What bothers me the most about my life is the lack of passion in it. Most people I know are passionate about something. They have intense feelings and emotions and are driven to do things. Where is my drive, where is my motivation? I feel I am not passionate about being a Mom, I certainly have not been a passionate wife, in any sense of the word, I don’t recall ever being passionate about any of my jobs. How can one live a contented life this way? It is not possible. A laissez-faire attitude gives one the false perception that one is a very calm and unperturbed soul. But it’s a façade. The fact that I am not feeling any pain, leads to my not ever feeling any real pleasure. Always comfortably numb. The quality that I envy the most in people is passion. I don’t “feel” enough. I have led a very shallow life. I can’t even remember the last thing that brought me extreme pleasure. I draw a blank on this every time I try to recall.

I have been happy, sporadically. These moments of happiness have never lasted too long. They have vanished in an instant. That is not to say that I’ve ever been depressed either. I have never felt intense sadness, nor do I ever want to. But I do want to be moved.

I have always whined about the things I wanted to do, the life I wanted for myself and I have always felt a sense of disequilibrium because I couldn’t get the things I thought I wanted. I thought I wanted to paint, I thought I wanted to sing, I thought I wanted to learn the martial arts, I thought I wanted to run a company and I thought I wanted to travel. I am not sure I want these things anymore. I just want to feel something, anything.

So, this was my epiphany. Something that has occurred to all wise men and women, through the centuries, at some given point in their lives. Learn to live for the present. Be passionate about all the people and projects that are in your life now. Don’t think about what was. Don’t think about what’s to come. Love your child the best you can, now. Do your work to the best of your abilities now. Be passionate about your marriage; re-align your priorities so that you are making a positive contribution in all areas of your involvement. This shouldn’t be easier said than done. This should be the easiest thing you’ve ever done because your present is the only thing you have total control over. “You” exist only in the present. The person you remember as “yourself” from a year ago, was a different person – thousands of cells have died and regenerated since that time. There has been total physical renewal. The person you are going to be tomorrow is a stranger. So you have to deal with who you are now. You have to take care of the person you are now, at this moment. Everything else will fall into place based on what you do now.

So I have to get more involved with Anoushka and her development. I feel like I’ve been on the sidelines with her. Simply fawning over her is not enough. I also have to spend more time with Anil. Our relationship needs something, I am not sure what. Lastly, my job: my personal feeling is that I have sleepwalked through every job I have had. The kudos I have collected along the way and the fact that most people get the impression that I always know what I am talking about makes me feel like such an impostor. I have just done the bare minimum to get by. In my heart of hearts I know this. I have never taken my work seriously enough. The fact that I’ve come as far as I have, and have managed to put myself in an enviable position, from the perspective of others, is a testament to my skills of deception. Until I start getting the feeling that I am giving my job everything I have got to give, the feeling of disequilibrium will persist. The moments when I have worked under a deadline and gotten things done, have, after all, been the most satisfying moments of my life. I need to repeat such moments several times.

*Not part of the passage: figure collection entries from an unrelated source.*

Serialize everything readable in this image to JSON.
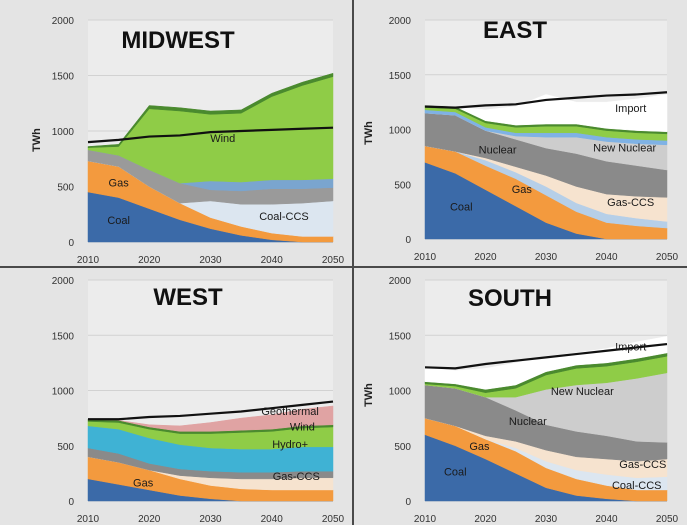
{
  "chart_data": [
    {
      "type": "area",
      "title": "MIDWEST",
      "ylabel": "TWh",
      "ylim": [
        0,
        2000
      ],
      "xlim": [
        2010,
        2050
      ],
      "x_ticks": [
        2010,
        2020,
        2030,
        2040,
        2050
      ],
      "y_ticks": [
        0,
        500,
        1000,
        1500,
        2000
      ],
      "x": [
        2010,
        2015,
        2020,
        2025,
        2030,
        2035,
        2040,
        2045,
        2050
      ],
      "series": [
        {
          "name": "Coal",
          "color": "#3b6aa8",
          "values": [
            450,
            400,
            300,
            200,
            120,
            60,
            20,
            0,
            0
          ]
        },
        {
          "name": "Gas",
          "color": "#f39a3e",
          "values": [
            280,
            280,
            200,
            150,
            100,
            80,
            60,
            50,
            50
          ]
        },
        {
          "name": "Coal-CCS",
          "color": "#dce6f0",
          "values": [
            0,
            0,
            0,
            0,
            150,
            200,
            260,
            300,
            320
          ]
        },
        {
          "color": "#9a9a9a",
          "values": [
            100,
            100,
            150,
            180,
            100,
            120,
            140,
            130,
            120
          ]
        },
        {
          "color": "#7aa5cf",
          "values": [
            0,
            0,
            0,
            0,
            80,
            80,
            80,
            80,
            80
          ]
        },
        {
          "name": "Wind",
          "color": "#8fcc47",
          "values": [
            20,
            80,
            550,
            650,
            600,
            620,
            750,
            850,
            920
          ]
        },
        {
          "color": "#4a8a2e",
          "values": [
            10,
            20,
            30,
            30,
            30,
            30,
            30,
            30,
            30
          ]
        }
      ],
      "demand": [
        900,
        920,
        950,
        960,
        990,
        1000,
        1010,
        1020,
        1030
      ],
      "labels": [
        {
          "text": "Wind",
          "x": 2032,
          "y": 900
        },
        {
          "text": "Gas",
          "x": 2015,
          "y": 500
        },
        {
          "text": "Coal",
          "x": 2015,
          "y": 160
        },
        {
          "text": "Coal-CCS",
          "x": 2042,
          "y": 200
        }
      ]
    },
    {
      "type": "area",
      "title": "EAST",
      "ylabel": "TWh",
      "ylim": [
        0,
        2000
      ],
      "xlim": [
        2010,
        2050
      ],
      "x_ticks": [
        2010,
        2020,
        2030,
        2040,
        2050
      ],
      "y_ticks": [
        0,
        500,
        1000,
        1500,
        2000
      ],
      "x": [
        2010,
        2015,
        2020,
        2025,
        2030,
        2035,
        2040,
        2045,
        2050
      ],
      "series": [
        {
          "name": "Coal",
          "color": "#3b6aa8",
          "values": [
            700,
            600,
            450,
            300,
            150,
            50,
            0,
            0,
            0
          ]
        },
        {
          "name": "Gas",
          "color": "#f39a3e",
          "values": [
            150,
            200,
            220,
            250,
            250,
            200,
            150,
            120,
            100
          ]
        },
        {
          "color": "#b6cfe8",
          "values": [
            0,
            0,
            50,
            60,
            80,
            80,
            80,
            70,
            60
          ]
        },
        {
          "name": "Gas-CCS",
          "color": "#f6e3cf",
          "values": [
            0,
            0,
            20,
            50,
            100,
            150,
            180,
            200,
            220
          ]
        },
        {
          "name": "Nuclear",
          "color": "#8a8a8a",
          "values": [
            300,
            330,
            250,
            250,
            250,
            300,
            300,
            280,
            250
          ]
        },
        {
          "name": "New Nuclear",
          "color": "#cdcdcd",
          "values": [
            0,
            0,
            0,
            30,
            100,
            150,
            180,
            200,
            230
          ]
        },
        {
          "color": "#7fb2e5",
          "values": [
            30,
            30,
            30,
            30,
            40,
            40,
            40,
            40,
            40
          ]
        },
        {
          "color": "#8fcc47",
          "values": [
            20,
            30,
            40,
            50,
            60,
            60,
            60,
            60,
            60
          ]
        },
        {
          "color": "#4a8a2e",
          "values": [
            20,
            20,
            20,
            20,
            20,
            20,
            20,
            20,
            20
          ]
        },
        {
          "name": "Import",
          "color": "#ffffff",
          "values": [
            0,
            0,
            100,
            170,
            270,
            200,
            240,
            290,
            340
          ]
        }
      ],
      "demand": [
        1210,
        1200,
        1220,
        1230,
        1270,
        1290,
        1310,
        1320,
        1340
      ],
      "labels": [
        {
          "text": "Import",
          "x": 2044,
          "y": 1160
        },
        {
          "text": "Nuclear",
          "x": 2022,
          "y": 780
        },
        {
          "text": "New Nuclear",
          "x": 2043,
          "y": 800
        },
        {
          "text": "Gas",
          "x": 2026,
          "y": 420
        },
        {
          "text": "Coal",
          "x": 2016,
          "y": 260
        },
        {
          "text": "Gas-CCS",
          "x": 2044,
          "y": 300
        }
      ]
    },
    {
      "type": "area",
      "title": "WEST",
      "ylabel": "",
      "ylim": [
        0,
        2000
      ],
      "xlim": [
        2010,
        2050
      ],
      "x_ticks": [
        2010,
        2020,
        2030,
        2040,
        2050
      ],
      "y_ticks": [
        0,
        500,
        1000,
        1500,
        2000
      ],
      "x": [
        2010,
        2015,
        2020,
        2025,
        2030,
        2035,
        2040,
        2045,
        2050
      ],
      "series": [
        {
          "color": "#3b6aa8",
          "values": [
            200,
            150,
            100,
            50,
            20,
            0,
            0,
            0,
            0
          ]
        },
        {
          "name": "Gas",
          "color": "#f39a3e",
          "values": [
            200,
            200,
            180,
            150,
            120,
            110,
            100,
            100,
            100
          ]
        },
        {
          "name": "Gas-CCS",
          "color": "#f6e3cf",
          "values": [
            0,
            0,
            0,
            30,
            70,
            90,
            100,
            110,
            110
          ]
        },
        {
          "color": "#8a8a8a",
          "values": [
            80,
            80,
            60,
            60,
            60,
            60,
            60,
            60,
            60
          ]
        },
        {
          "name": "Hydro+",
          "color": "#3fb2d4",
          "values": [
            200,
            220,
            230,
            220,
            210,
            210,
            210,
            220,
            220
          ]
        },
        {
          "name": "Wind",
          "color": "#8fcc47",
          "values": [
            40,
            60,
            80,
            100,
            130,
            150,
            160,
            170,
            180
          ]
        },
        {
          "color": "#4a8a2e",
          "values": [
            20,
            20,
            20,
            20,
            20,
            20,
            20,
            20,
            20
          ]
        },
        {
          "name": "Geothermal",
          "color": "#e0a3a3",
          "values": [
            0,
            0,
            20,
            50,
            80,
            110,
            130,
            150,
            170
          ]
        }
      ],
      "demand": [
        740,
        740,
        760,
        770,
        790,
        810,
        840,
        870,
        900
      ],
      "labels": [
        {
          "text": "Geothermal",
          "x": 2043,
          "y": 780
        },
        {
          "text": "Wind",
          "x": 2045,
          "y": 640
        },
        {
          "text": "Hydro+",
          "x": 2043,
          "y": 480
        },
        {
          "text": "Gas",
          "x": 2019,
          "y": 130
        },
        {
          "text": "Gas-CCS",
          "x": 2044,
          "y": 190
        }
      ]
    },
    {
      "type": "area",
      "title": "SOUTH",
      "ylabel": "TWh",
      "ylim": [
        0,
        2000
      ],
      "xlim": [
        2010,
        2050
      ],
      "x_ticks": [
        2010,
        2020,
        2030,
        2040,
        2050
      ],
      "y_ticks": [
        0,
        500,
        1000,
        1500,
        2000
      ],
      "x": [
        2010,
        2015,
        2020,
        2025,
        2030,
        2035,
        2040,
        2045,
        2050
      ],
      "series": [
        {
          "name": "Coal",
          "color": "#3b6aa8",
          "values": [
            600,
            500,
            380,
            250,
            120,
            50,
            20,
            0,
            0
          ]
        },
        {
          "name": "Gas",
          "color": "#f39a3e",
          "values": [
            150,
            180,
            180,
            200,
            180,
            150,
            120,
            100,
            100
          ]
        },
        {
          "name": "Coal-CCS",
          "color": "#dce6f0",
          "values": [
            0,
            0,
            0,
            30,
            60,
            80,
            100,
            110,
            120
          ]
        },
        {
          "name": "Gas-CCS",
          "color": "#f6e3cf",
          "values": [
            0,
            0,
            30,
            60,
            100,
            120,
            140,
            150,
            160
          ]
        },
        {
          "name": "Nuclear",
          "color": "#8a8a8a",
          "values": [
            300,
            340,
            350,
            280,
            230,
            230,
            210,
            180,
            150
          ]
        },
        {
          "name": "New Nuclear",
          "color": "#cdcdcd",
          "values": [
            0,
            0,
            0,
            120,
            320,
            420,
            480,
            570,
            630
          ]
        },
        {
          "color": "#8fcc47",
          "values": [
            10,
            20,
            40,
            80,
            130,
            150,
            150,
            150,
            150
          ]
        },
        {
          "color": "#4a8a2e",
          "values": [
            20,
            20,
            30,
            30,
            30,
            30,
            30,
            30,
            30
          ]
        },
        {
          "name": "Import",
          "color": "#ffffff",
          "values": [
            130,
            120,
            190,
            200,
            140,
            110,
            130,
            150,
            150
          ]
        }
      ],
      "demand": [
        1210,
        1200,
        1240,
        1270,
        1300,
        1330,
        1360,
        1390,
        1420
      ],
      "labels": [
        {
          "text": "Import",
          "x": 2044,
          "y": 1360
        },
        {
          "text": "New Nuclear",
          "x": 2036,
          "y": 960
        },
        {
          "text": "Nuclear",
          "x": 2027,
          "y": 690
        },
        {
          "text": "Gas",
          "x": 2019,
          "y": 460
        },
        {
          "text": "Coal",
          "x": 2015,
          "y": 230
        },
        {
          "text": "Gas-CCS",
          "x": 2046,
          "y": 300
        },
        {
          "text": "Coal-CCS",
          "x": 2045,
          "y": 110
        }
      ]
    }
  ]
}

I have to use the present moment, where I have full knowledge of my verve, vigor, energy levels and brain capacity, to forge my destiny. This is the only moment in time that manifests itself in certainty. So here it is. I am hoping that this moment in time, this epiphany, this realization, will be the lever along which the rest of my life hinges.

PASSION – I’ll find you yet.

2 Comments

  1. Oh hell, count one more imposter in, who is walking the streets, let loose to fool anyone who comes by…- Aradhita.

  2. the passages already display the passion you have in writing. I liked this piece as the mirroring of most of us feel today.